A country as huge as China doesn’t have one national cuisine. Instead, styles vary by region with Cantonese (Guangdong) cooking most familiar to us in the UK. Northern cuisine, like Peking duck in Beijing, is filling and hearty. Southern, including Cantonese, is the most exotic, with varied dishes like dim sum and the use of unusual meats like dog, snake, and turtle. Eastern cuisine, including the food of Shanghai, is rich, sweet, and sour, with a lot of seafood. And Western cuisine, including Sichuan, tends to be bold and spicy, with classic dishes like kung po chicken.
Beijing’s most famous dish is glazed with syrup and slow roasted until it turns a glossy red-brown colour. The crispy skin is so good that authentic eateries dish up more skin than meat, sliced in front of you by the cook. Wrap your duck in a thin pancake, smother it with hoisin or sweet plum sauce and add cucumbers or onions.

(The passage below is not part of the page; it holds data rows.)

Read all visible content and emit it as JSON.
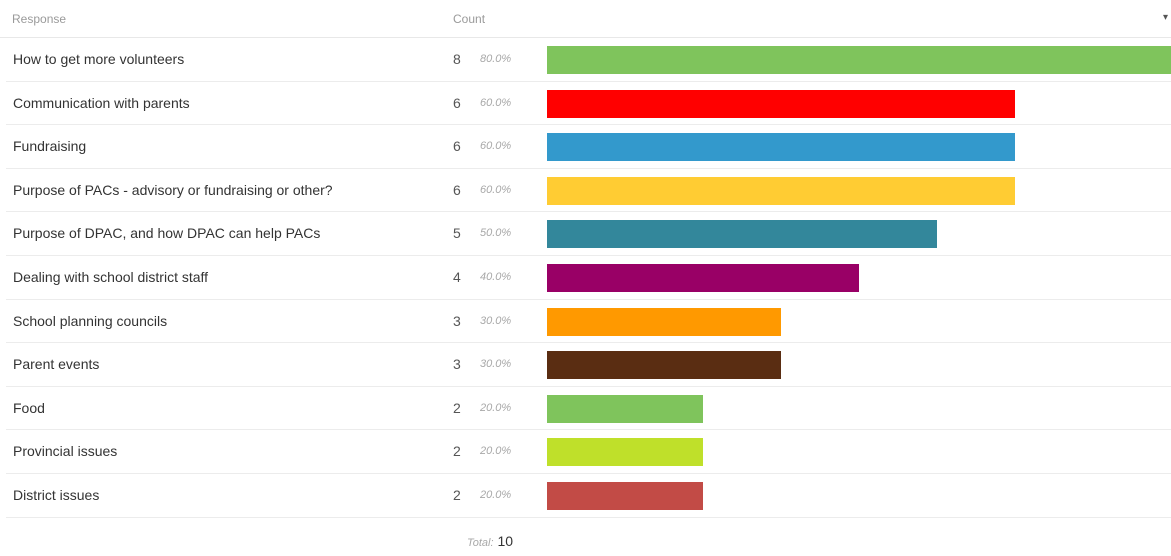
{
  "header": {
    "response_label": "Response",
    "count_label": "Count"
  },
  "chart_data": {
    "type": "bar",
    "orientation": "horizontal",
    "categories": [
      "How to get more volunteers",
      "Communication with parents",
      "Fundraising",
      "Purpose of PACs - advisory or fundraising or other?",
      "Purpose of DPAC, and how DPAC can help PACs",
      "Dealing with school district staff",
      "School planning councils",
      "Parent events",
      "Food",
      "Provincial issues",
      "District issues"
    ],
    "values": [
      8,
      6,
      6,
      6,
      5,
      4,
      3,
      3,
      2,
      2,
      2
    ],
    "percentages": [
      "80.0%",
      "60.0%",
      "60.0%",
      "60.0%",
      "50.0%",
      "40.0%",
      "30.0%",
      "30.0%",
      "20.0%",
      "20.0%",
      "20.0%"
    ],
    "colors": [
      "#7fc45c",
      "#ff0000",
      "#3399cc",
      "#ffcc33",
      "#33879b",
      "#990066",
      "#ff9900",
      "#5a2d12",
      "#7fc45c",
      "#bfe02a",
      "#c24b46"
    ],
    "xlim": [
      0,
      8
    ],
    "legend": "none",
    "grid": false
  },
  "total": {
    "label": "Total:",
    "value": "10"
  }
}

A religion in Hong Kong, dim sum consists of bite-sized portions, usually steamed, served in bamboo baskets and shared. There are thousands of dim sum delicacies available, including pork buns, spring rolls and shrimp dumplings. Going for dim sum is known as yum cha, translated as ‘to drink tea’, which is traditionally served with the meal (or vice versa).
Like a Chinese version of fondue, Mongolian hotpot is a communal meal centred on a large pot of simmering broth, into which a variety of uncooked meats and vegetables are dipped, cooking them on the spot. Eaten for over a thousand years, it is believed to have all kinds of restorative effects on the body.

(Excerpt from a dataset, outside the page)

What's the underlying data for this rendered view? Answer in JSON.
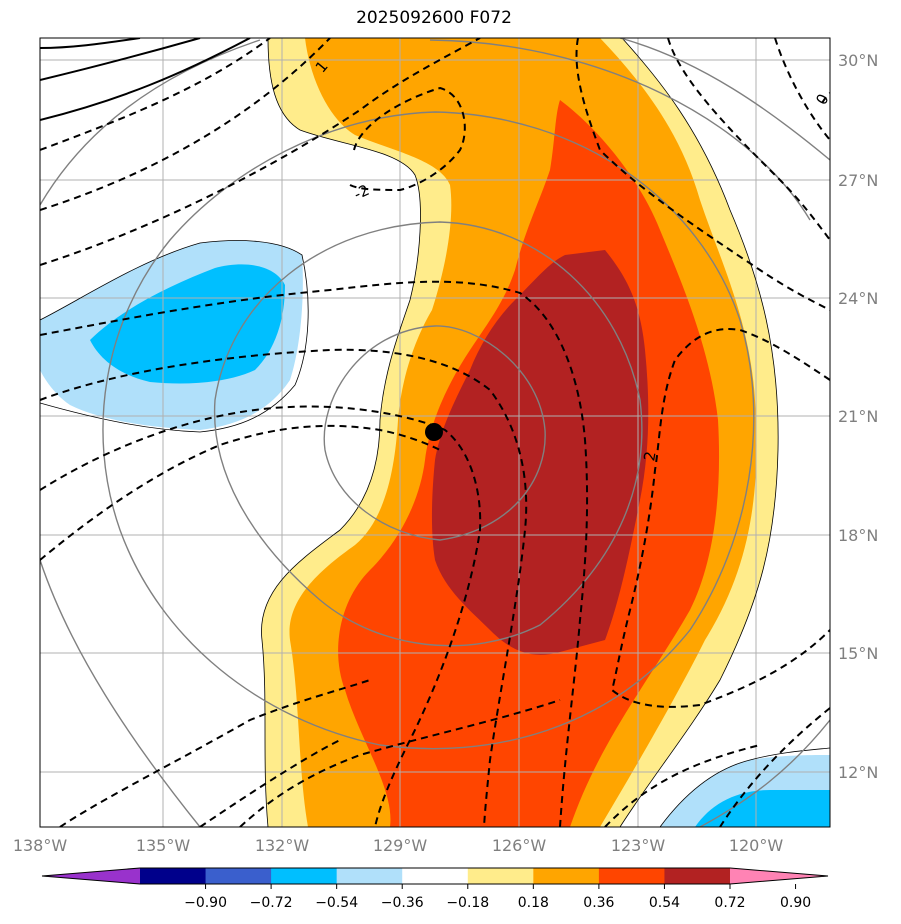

Street food might be a little less common than it used to be, but we still think the route to experiencing the real China is through your stomach. Follow your nose to back alleys and markets, letting your taste buds discover slippery dumplings, pan-fried noodles, stuffed rice balls, grilled kebabs, warm wonton soup, and tea eggs, hard-boiled in green tea and soy sauce. In Beijing, Wangfujing night market has all these delights, not to mention some more unusual and acquired tastes, like skewered scorpions. Be careful to only order street food from vendors whose food is clean, fresh, and cooked right in front of you.
Follow clouds of steam to find these much-loved stuffed buns, crammed with an endless choice of different fillings. The steamed dough might be filled with beef with ginger, mushrooms and diced tofu, carrot and coriander, pork, or chicken. Buy a selection and tuck in before they get cold.
Found throughout China, watch street vendors make this crispy pancake by cooking the batter on a hot skillet, cracking an egg on top, scattering it with spring onion, and rolling it up crepe style for a tasty portable snack.
Known as Shengjianbao in the rest of the country, these more-ish fried buns are a Shanghai classic. Filled with pork and gelatine that forms a salty liquid inside the bun, they really do melt in your mouth. Garnished with spring onion and toasted sesame, they taste best just out of the pan, just be careful not to burn your tongue.
Tourist hotspots like Beijing, Shanghai and Hong Kong can be expensive but, as ever, it depends where you stay, where you eat and what you do. On average, a three-course meal in a mid-range restaurant could set you back 120 Yuan Renminbi, with a domestic beer about eight Yuan Renminbi. In the shops, a 1.5 litre bottle of water might cost around five Yuan Renminbi.